Abstract: The bulk modulus is one of the basic properties of gas-liquid mixed fluid. But the matching between the existing model and the real dynamic bulk modulus of the fluid during compression and decompression still needs to be further improved. Based on the lumped parameter method and the full cavitation model, combined with the improved Henry's law and the gas polytropic process equation，a theoretical model of dynamic bulk modulus of gas-liquid mixed fluid (Model1) is derived. The calculation results show that due to the different content of free gas in the mixed fluid during compression and expansion, the dynamic bulk modulus exhibits a more obvious “hysteresis” phenomenon. Under the same pressure, the calculation results of the compression process are smaller than that of the decompression process. From the parameter influence analysis, it can be seen that when the pressure change cycle is the same，the initial gas content rate is higher, and the dynamic bulk modulus at the same pressure is smaller whether in compression or decompression process. When the initial gas content is the same and the fluid pressure is higher than the air separation pressure, the pressure change cycle is longer, the dynamic bulk modulus at the same pressure is larger. When the pressure exceeds the air separation pressure for a long enough time, the air contained in the oil will be completely dissolved, and the bulk modulus will remain substantially unchanged. By comparing the experimental results and the calculation results of Model 1, three steady-state models and another dynamic model(Sakama model), it can be seen that, in the process of compression and decompression, the goodness of fit between the calculated results of Mode1 and the experimental results is 0.976 3 and 0.985 9 respectively and the goodness of fit between the Sakama model and experimental data is 0.969 7 and 0.952 1, which show that the calculation results of Model 1 are closer to the experimental results and improve the accuracy of dynamic bulk modulus. This study can provide theoretical basis for accurate calculation of dynamic bulk modulus of gas-liquid mixed fluid.

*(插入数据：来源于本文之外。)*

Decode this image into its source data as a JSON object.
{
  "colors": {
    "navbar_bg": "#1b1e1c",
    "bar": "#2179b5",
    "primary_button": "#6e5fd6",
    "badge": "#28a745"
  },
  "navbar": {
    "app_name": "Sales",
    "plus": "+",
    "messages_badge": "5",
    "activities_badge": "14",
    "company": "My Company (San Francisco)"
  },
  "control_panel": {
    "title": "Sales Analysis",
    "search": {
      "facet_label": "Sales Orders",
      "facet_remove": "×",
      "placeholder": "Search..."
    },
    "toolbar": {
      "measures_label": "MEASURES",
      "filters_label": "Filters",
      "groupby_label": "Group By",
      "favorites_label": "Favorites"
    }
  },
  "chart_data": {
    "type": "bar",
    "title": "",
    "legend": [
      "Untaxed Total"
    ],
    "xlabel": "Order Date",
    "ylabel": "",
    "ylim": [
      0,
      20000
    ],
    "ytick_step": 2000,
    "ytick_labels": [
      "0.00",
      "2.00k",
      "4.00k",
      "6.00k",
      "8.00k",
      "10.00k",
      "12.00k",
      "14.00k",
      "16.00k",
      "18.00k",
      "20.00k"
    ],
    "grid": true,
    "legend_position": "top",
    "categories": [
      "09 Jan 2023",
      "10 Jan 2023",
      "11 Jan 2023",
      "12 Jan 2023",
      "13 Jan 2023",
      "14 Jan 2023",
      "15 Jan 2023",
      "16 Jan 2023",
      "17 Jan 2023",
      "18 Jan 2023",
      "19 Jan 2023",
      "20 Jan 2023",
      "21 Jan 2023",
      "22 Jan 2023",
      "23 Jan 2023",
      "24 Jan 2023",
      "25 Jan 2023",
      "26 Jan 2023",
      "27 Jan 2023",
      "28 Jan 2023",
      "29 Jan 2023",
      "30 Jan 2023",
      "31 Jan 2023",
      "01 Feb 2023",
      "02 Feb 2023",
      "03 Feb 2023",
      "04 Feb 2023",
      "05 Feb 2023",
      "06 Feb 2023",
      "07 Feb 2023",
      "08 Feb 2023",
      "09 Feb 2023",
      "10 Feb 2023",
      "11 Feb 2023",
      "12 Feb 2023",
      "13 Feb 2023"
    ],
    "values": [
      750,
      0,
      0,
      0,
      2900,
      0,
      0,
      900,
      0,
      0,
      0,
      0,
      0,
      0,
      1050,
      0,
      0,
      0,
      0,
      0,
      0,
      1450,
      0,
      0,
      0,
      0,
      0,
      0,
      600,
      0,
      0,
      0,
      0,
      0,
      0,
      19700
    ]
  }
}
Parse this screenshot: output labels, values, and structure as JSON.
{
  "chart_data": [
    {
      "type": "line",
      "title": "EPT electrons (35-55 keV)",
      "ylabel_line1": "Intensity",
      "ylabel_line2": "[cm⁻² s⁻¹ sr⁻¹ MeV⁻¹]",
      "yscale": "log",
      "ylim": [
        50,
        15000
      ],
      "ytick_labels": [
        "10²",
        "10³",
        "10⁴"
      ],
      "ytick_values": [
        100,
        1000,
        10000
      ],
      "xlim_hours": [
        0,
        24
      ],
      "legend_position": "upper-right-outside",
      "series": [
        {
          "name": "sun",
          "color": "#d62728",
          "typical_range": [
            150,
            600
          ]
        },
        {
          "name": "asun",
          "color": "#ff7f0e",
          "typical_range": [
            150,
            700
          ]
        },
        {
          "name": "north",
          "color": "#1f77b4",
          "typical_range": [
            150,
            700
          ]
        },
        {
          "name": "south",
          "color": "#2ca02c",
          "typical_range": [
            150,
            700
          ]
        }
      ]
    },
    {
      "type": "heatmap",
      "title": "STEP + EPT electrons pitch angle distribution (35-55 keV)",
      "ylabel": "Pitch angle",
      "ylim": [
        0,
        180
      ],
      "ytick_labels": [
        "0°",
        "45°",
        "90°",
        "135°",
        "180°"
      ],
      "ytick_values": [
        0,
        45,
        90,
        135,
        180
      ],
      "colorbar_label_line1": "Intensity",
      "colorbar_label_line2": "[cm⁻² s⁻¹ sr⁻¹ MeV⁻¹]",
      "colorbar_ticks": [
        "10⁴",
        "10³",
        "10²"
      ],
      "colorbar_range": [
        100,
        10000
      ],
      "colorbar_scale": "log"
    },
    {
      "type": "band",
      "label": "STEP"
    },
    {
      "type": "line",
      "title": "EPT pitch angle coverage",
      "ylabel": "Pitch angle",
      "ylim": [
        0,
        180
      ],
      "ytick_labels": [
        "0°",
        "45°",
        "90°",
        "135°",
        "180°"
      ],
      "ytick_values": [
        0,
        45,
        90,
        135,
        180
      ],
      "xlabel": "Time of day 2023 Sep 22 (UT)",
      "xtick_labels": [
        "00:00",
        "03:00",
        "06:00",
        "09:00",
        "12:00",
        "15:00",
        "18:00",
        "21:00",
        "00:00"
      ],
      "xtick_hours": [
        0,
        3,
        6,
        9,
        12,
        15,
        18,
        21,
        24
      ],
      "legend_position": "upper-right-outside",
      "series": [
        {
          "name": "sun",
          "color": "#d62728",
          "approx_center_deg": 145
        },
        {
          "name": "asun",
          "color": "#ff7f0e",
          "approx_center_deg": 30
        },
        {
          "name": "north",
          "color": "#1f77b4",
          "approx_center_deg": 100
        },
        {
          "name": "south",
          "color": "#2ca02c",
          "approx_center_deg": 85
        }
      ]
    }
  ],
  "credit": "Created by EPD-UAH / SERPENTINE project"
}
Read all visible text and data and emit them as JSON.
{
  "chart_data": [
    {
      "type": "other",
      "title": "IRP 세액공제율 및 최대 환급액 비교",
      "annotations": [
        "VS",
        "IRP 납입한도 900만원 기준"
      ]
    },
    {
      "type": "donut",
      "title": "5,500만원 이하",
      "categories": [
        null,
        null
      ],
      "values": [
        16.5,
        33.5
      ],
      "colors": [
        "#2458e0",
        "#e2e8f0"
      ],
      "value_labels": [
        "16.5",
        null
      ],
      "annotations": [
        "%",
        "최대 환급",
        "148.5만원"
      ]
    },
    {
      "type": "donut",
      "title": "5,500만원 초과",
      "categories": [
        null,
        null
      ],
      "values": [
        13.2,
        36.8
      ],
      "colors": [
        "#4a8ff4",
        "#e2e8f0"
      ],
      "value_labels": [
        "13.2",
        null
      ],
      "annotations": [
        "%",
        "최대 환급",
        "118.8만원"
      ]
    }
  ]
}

Key words: gas-liquid mixed fluid, dynamic bulk modulus, theoretical model, air content, pressure

中图分类号:

TG156

袁晓明, 王储, 朱轩, 张立杰. 气液混合流体动态体积弹性模量理论模型研究[J]. 机械工程学报, 2020, 56(4): 209-217.

YUAN Xiaoming, WANG Chu, ZHU Xuan, ZHANG Lijie. Research on Theoretical Model of Dynamic Bulk Modulus of Elasticity of Gas-liquid Mixed Fluid[J]. Journal of Mechanical Engineering, 2020, 56(4): 209-217.

参考文献

[1] 姜荣敏,张明,蒋锐. 含气率对缓冲液囊轴向刚度特性影响的研究[J]. 机械设计与制造,2018,1(2):47-50. JIANG Rongmin,ZHNAG Ming,JIANG Rui. The research of air content affecting the axial stiffness characteristics of fluid bag[J]. Machinery Design & Manufacture,2018,1(2):47-50.
[2] 李流远. 油液含气量对液压系统的影响[J]. 液压与气动,2001,1(1):27-28. LI Liuyuan. Effect of oil gas content on hydraulic system[J]. Chinese Hydraulics & Pneumatics,2001,1(1):27-28.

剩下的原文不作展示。